With utter sangfroid, and in the presence of her nudity, he asked Conxa for money. Conxa eyes lit up, and she said she would be delighted to give him whatever he asked, and he shouldn’t deny himself a thing. Guillem found strange not only Conxa’s excessive generosity but also the fact that she considered his request to be so natural. Soon, though, Conxa’s attitude shifted, and using language Guillem had never heard from her before, she launched into a sarcastic monologue. She informed him that his style of lovemaking was too puerile for him to be asking for money for his services, but despite this she didn’t mind giving him whatever he needed, and even keeping him, and paying for shirts and socks for him that were more elegant than the ones he usually wore. She said she looked upon him as a boy, for whom she was beginning to feel a kind of maternal affection, but as a gigolo he was a dud.
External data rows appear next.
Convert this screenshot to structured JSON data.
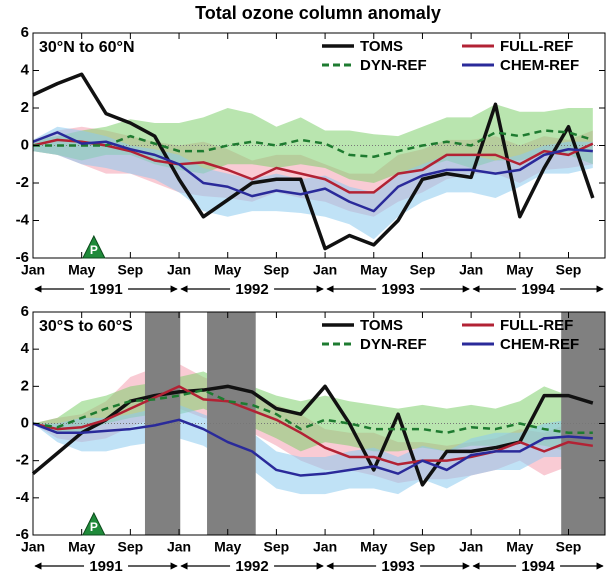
{
  "title": "Total ozone column anomaly",
  "chart_data": [
    {
      "type": "line",
      "label": "30°N to 60°N",
      "x": [
        0,
        2,
        4,
        6,
        8,
        10,
        12,
        14,
        16,
        18,
        20,
        22,
        24,
        26,
        28,
        30,
        32,
        34,
        36,
        38,
        40,
        42,
        44,
        46
      ],
      "xlim": [
        0,
        47
      ],
      "xticks": [
        {
          "value": 0,
          "label": "Jan"
        },
        {
          "value": 4,
          "label": "May"
        },
        {
          "value": 8,
          "label": "Sep"
        },
        {
          "value": 12,
          "label": "Jan"
        },
        {
          "value": 16,
          "label": "May"
        },
        {
          "value": 20,
          "label": "Sep"
        },
        {
          "value": 24,
          "label": "Jan"
        },
        {
          "value": 28,
          "label": "May"
        },
        {
          "value": 32,
          "label": "Sep"
        },
        {
          "value": 36,
          "label": "Jan"
        },
        {
          "value": 40,
          "label": "May"
        },
        {
          "value": 44,
          "label": "Sep"
        }
      ],
      "years": [
        {
          "label": "1991",
          "start": 0,
          "end": 12
        },
        {
          "label": "1992",
          "start": 12,
          "end": 24
        },
        {
          "label": "1993",
          "start": 24,
          "end": 36
        },
        {
          "label": "1994",
          "start": 36,
          "end": 47
        }
      ],
      "ylim": [
        -6,
        6
      ],
      "yticks": [
        -6,
        -4,
        -2,
        0,
        2,
        4,
        6
      ],
      "event": {
        "label": "P",
        "x": 5
      },
      "series": [
        {
          "name": "TOMS",
          "color": "#111111",
          "style": "solid",
          "values": [
            2.7,
            3.3,
            3.8,
            1.7,
            1.2,
            0.5,
            -1.8,
            -3.8,
            -2.9,
            -2.0,
            -1.8,
            -1.8,
            -5.5,
            -4.8,
            -5.3,
            -4.0,
            -1.8,
            -1.5,
            -1.7,
            2.2,
            -3.8,
            -1.2,
            1.0,
            -2.8
          ]
        },
        {
          "name": "FULL-REF",
          "color": "#b22234",
          "style": "solid",
          "values": [
            0,
            0.3,
            0.2,
            0,
            -0.3,
            -0.8,
            -1.0,
            -0.9,
            -1.3,
            -1.8,
            -1.2,
            -1.5,
            -1.8,
            -2.5,
            -2.5,
            -1.5,
            -1.3,
            -0.5,
            -0.5,
            -0.5,
            -1.0,
            -0.3,
            -0.5,
            0.1
          ],
          "band": {
            "color": "#f4a0b0",
            "upper": [
              0.3,
              0.8,
              1.0,
              0.8,
              0.5,
              0.2,
              0,
              0.2,
              -0.2,
              -0.8,
              -0.5,
              -0.5,
              -1.0,
              -1.5,
              -1.5,
              -0.5,
              -0.2,
              0.3,
              0.3,
              0.5,
              0,
              0.5,
              0.3,
              0.8
            ],
            "lower": [
              -0.3,
              -0.5,
              -1.0,
              -1.5,
              -1.5,
              -2.0,
              -2.5,
              -2.7,
              -2.8,
              -3.0,
              -2.5,
              -2.8,
              -3.0,
              -3.5,
              -3.8,
              -3.0,
              -2.5,
              -1.8,
              -1.5,
              -1.5,
              -2.0,
              -1.3,
              -1.2,
              -1.0
            ]
          }
        },
        {
          "name": "DYN-REF",
          "color": "#1e7b30",
          "style": "dashed",
          "values": [
            0,
            0,
            0,
            0,
            0.5,
            0.1,
            -0.3,
            -0.3,
            0,
            0.2,
            0,
            0.3,
            0.1,
            -0.5,
            -0.6,
            -0.3,
            0,
            0.2,
            0,
            0.7,
            0.5,
            0.8,
            0.7,
            0.3
          ],
          "band": {
            "color": "#7fcf6e",
            "upper": [
              0.3,
              0.5,
              0.8,
              1.0,
              1.4,
              1.2,
              1.2,
              1.5,
              2.0,
              1.7,
              1.0,
              1.5,
              0.8,
              0.8,
              0.6,
              0.5,
              1.0,
              1.5,
              1.5,
              2.2,
              1.8,
              1.8,
              2.0,
              2.0
            ],
            "lower": [
              -0.3,
              -0.5,
              -0.8,
              -0.5,
              -0.5,
              -1.0,
              -1.3,
              -1.5,
              -1.0,
              -1.0,
              -1.2,
              -1.0,
              -1.2,
              -1.8,
              -2.0,
              -1.5,
              -1.2,
              -0.8,
              -1.2,
              -0.8,
              -0.8,
              -0.5,
              -0.5,
              -1.0
            ]
          }
        },
        {
          "name": "CHEM-REF",
          "color": "#2a2a9a",
          "style": "solid",
          "values": [
            0.2,
            0.7,
            0.1,
            0.2,
            -0.2,
            -0.5,
            -1.0,
            -2.0,
            -2.2,
            -2.7,
            -2.4,
            -2.6,
            -2.3,
            -3.0,
            -3.5,
            -2.2,
            -1.6,
            -1.3,
            -1.3,
            -1.5,
            -1.3,
            -0.5,
            -0.2,
            -0.3
          ],
          "band": {
            "color": "#8ccbee",
            "upper": [
              0.3,
              1.0,
              0.8,
              0.5,
              0,
              -0.2,
              -0.5,
              -1.2,
              -1.5,
              -1.8,
              -1.5,
              -1.8,
              -1.6,
              -2.2,
              -2.5,
              -1.5,
              -1.0,
              -0.5,
              -0.5,
              -0.8,
              -0.5,
              0,
              0.2,
              0.2
            ],
            "lower": [
              -0.3,
              -0.5,
              -1.0,
              -1.2,
              -1.5,
              -1.8,
              -2.5,
              -3.5,
              -3.8,
              -3.5,
              -3.5,
              -3.6,
              -3.8,
              -4.2,
              -5.0,
              -3.8,
              -3.0,
              -2.5,
              -2.5,
              -2.8,
              -2.2,
              -1.5,
              -1.5,
              -1.2
            ]
          }
        }
      ]
    },
    {
      "type": "line",
      "label": "30°S to 60°S",
      "x": [
        0,
        2,
        4,
        6,
        8,
        10,
        12,
        14,
        16,
        18,
        20,
        22,
        24,
        26,
        28,
        30,
        32,
        34,
        36,
        38,
        40,
        42,
        44,
        46
      ],
      "xlim": [
        0,
        47
      ],
      "xticks": [
        {
          "value": 0,
          "label": "Jan"
        },
        {
          "value": 4,
          "label": "May"
        },
        {
          "value": 8,
          "label": "Sep"
        },
        {
          "value": 12,
          "label": "Jan"
        },
        {
          "value": 16,
          "label": "May"
        },
        {
          "value": 20,
          "label": "Sep"
        },
        {
          "value": 24,
          "label": "Jan"
        },
        {
          "value": 28,
          "label": "May"
        },
        {
          "value": 32,
          "label": "Sep"
        },
        {
          "value": 36,
          "label": "Jan"
        },
        {
          "value": 40,
          "label": "May"
        },
        {
          "value": 44,
          "label": "Sep"
        }
      ],
      "years": [
        {
          "label": "1991",
          "start": 0,
          "end": 12
        },
        {
          "label": "1992",
          "start": 12,
          "end": 24
        },
        {
          "label": "1993",
          "start": 24,
          "end": 36
        },
        {
          "label": "1994",
          "start": 36,
          "end": 47
        }
      ],
      "ylim": [
        -6,
        6
      ],
      "yticks": [
        -6,
        -4,
        -2,
        0,
        2,
        4,
        6
      ],
      "event": {
        "label": "P",
        "x": 5
      },
      "shaded_periods": [
        [
          9.2,
          12.1
        ],
        [
          14.3,
          18.3
        ],
        [
          43.4,
          47
        ]
      ],
      "series": [
        {
          "name": "TOMS",
          "color": "#111111",
          "style": "solid",
          "values": [
            -2.7,
            -1.6,
            -0.5,
            0.2,
            1.2,
            1.5,
            1.7,
            1.8,
            2.0,
            1.7,
            0.8,
            0.5,
            2.0,
            0,
            -2.5,
            0.5,
            -3.3,
            -1.5,
            -1.5,
            -1.3,
            -1.0,
            1.5,
            1.5,
            1.1
          ]
        },
        {
          "name": "FULL-REF",
          "color": "#b22234",
          "style": "solid",
          "values": [
            0,
            -0.3,
            -0.2,
            0.2,
            0.8,
            1.4,
            2.0,
            1.3,
            1.2,
            0.7,
            0.2,
            -0.5,
            -1.3,
            -1.8,
            -1.8,
            -2.2,
            -2.0,
            -2.0,
            -1.8,
            -1.5,
            -1.0,
            -1.5,
            -1.0,
            -1.2
          ],
          "band": {
            "color": "#f4a0b0",
            "upper": [
              0,
              0.3,
              0.5,
              1.2,
              2.5,
              3.0,
              3.2,
              2.5,
              2.0,
              1.5,
              1.0,
              0.5,
              -0.3,
              -0.5,
              -0.5,
              -1.0,
              -1.0,
              -1.2,
              -1.0,
              -0.8,
              -0.3,
              -0.5,
              0,
              0
            ],
            "lower": [
              0,
              -0.8,
              -1.0,
              -0.8,
              -0.2,
              0.3,
              0.8,
              0.3,
              0,
              -0.5,
              -1.2,
              -2.0,
              -2.5,
              -2.5,
              -2.8,
              -3.2,
              -3.0,
              -3.0,
              -2.8,
              -2.5,
              -2.0,
              -2.8,
              -2.3,
              -2.0
            ]
          }
        },
        {
          "name": "DYN-REF",
          "color": "#1e7b30",
          "style": "dashed",
          "values": [
            0,
            -0.2,
            0.3,
            0.8,
            1.2,
            1.3,
            1.5,
            1.8,
            1.2,
            1.0,
            0.5,
            -0.3,
            0.2,
            0,
            -0.3,
            -0.3,
            -0.3,
            -0.5,
            -0.2,
            -0.3,
            0,
            -0.3,
            -0.5,
            -0.5
          ],
          "band": {
            "color": "#7fcf6e",
            "upper": [
              0,
              0.3,
              1.2,
              1.5,
              2.0,
              2.2,
              2.5,
              2.8,
              2.2,
              2.0,
              1.5,
              1.2,
              1.5,
              1.2,
              1.0,
              0.8,
              1.0,
              0.8,
              1.0,
              0.8,
              1.2,
              2.0,
              1.5,
              1.5
            ],
            "lower": [
              0,
              -0.5,
              -0.5,
              0,
              0.3,
              0.5,
              0.5,
              0.8,
              0.2,
              -0.2,
              -0.8,
              -1.5,
              -1.0,
              -1.2,
              -1.5,
              -1.5,
              -1.3,
              -1.5,
              -1.2,
              -1.2,
              -1.0,
              -1.2,
              -1.5,
              -1.5
            ]
          }
        },
        {
          "name": "CHEM-REF",
          "color": "#2a2a9a",
          "style": "solid",
          "values": [
            0,
            -0.5,
            -0.5,
            -0.4,
            -0.3,
            -0.1,
            0.2,
            -0.3,
            -1.0,
            -1.5,
            -2.5,
            -2.8,
            -2.7,
            -2.5,
            -2.3,
            -2.7,
            -2.0,
            -2.5,
            -1.7,
            -1.5,
            -1.5,
            -0.8,
            -0.7,
            -0.8
          ],
          "band": {
            "color": "#8ccbee",
            "upper": [
              0,
              0,
              0.3,
              0.3,
              0.5,
              0.8,
              1.0,
              0.5,
              0,
              -0.5,
              -1.5,
              -1.8,
              -1.8,
              -1.5,
              -1.3,
              -1.8,
              -1.2,
              -1.5,
              -0.8,
              -0.5,
              -0.5,
              0,
              0.2,
              0.2
            ],
            "lower": [
              0,
              -1.0,
              -1.5,
              -1.5,
              -1.2,
              -1.0,
              -0.8,
              -1.2,
              -2.0,
              -2.5,
              -3.5,
              -3.8,
              -3.8,
              -3.5,
              -3.5,
              -3.8,
              -3.0,
              -3.5,
              -2.8,
              -2.5,
              -2.5,
              -1.8,
              -1.8,
              -1.8
            ]
          }
        }
      ]
    }
  ]
}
Guillem had suffered this kind of humiliation before, but never with such ferocity and malice. And that day, Guillem was incensed. So, when Conxa finally ran out of steam with her immoral tatters, Guillem rose to his feet before her. All his muscles were tense and flushed with blood. Conxa summoned him with an icy smile and, without so much as by your leave, he gave her two slaps in the face with all his might. Conxa blanched, but she resisted the blows without the slightest peep of protest, just a deep sigh that dilated her ribcage and made the erect tips of her breasts stand upright. Guillem saw a mysterious breath that resembled her soul begin to emerge from between her lips. The glass of his lover’s eyes was no longer hard; her pupils had a more liquid, more human consistency; her cheeks had turned a cadaverous white, and her rouge marked a rough discontinuous patch on her bloodless skin. Guillem was furious, and he followed the first two slaps with a direct blow to her mouth; her lips contracted in pain, but then immediately reacted with a weak and exceedingly tender smile of complete beatitude. Conxa sank back onto the bed, and Guillem, his spine rigid as a cat’s, felt a burning liquor running through his medulla, perhaps the contained rage of his two years of failure, perhaps the atavic memory of a Lloberola who in days of yore had eaten human flesh.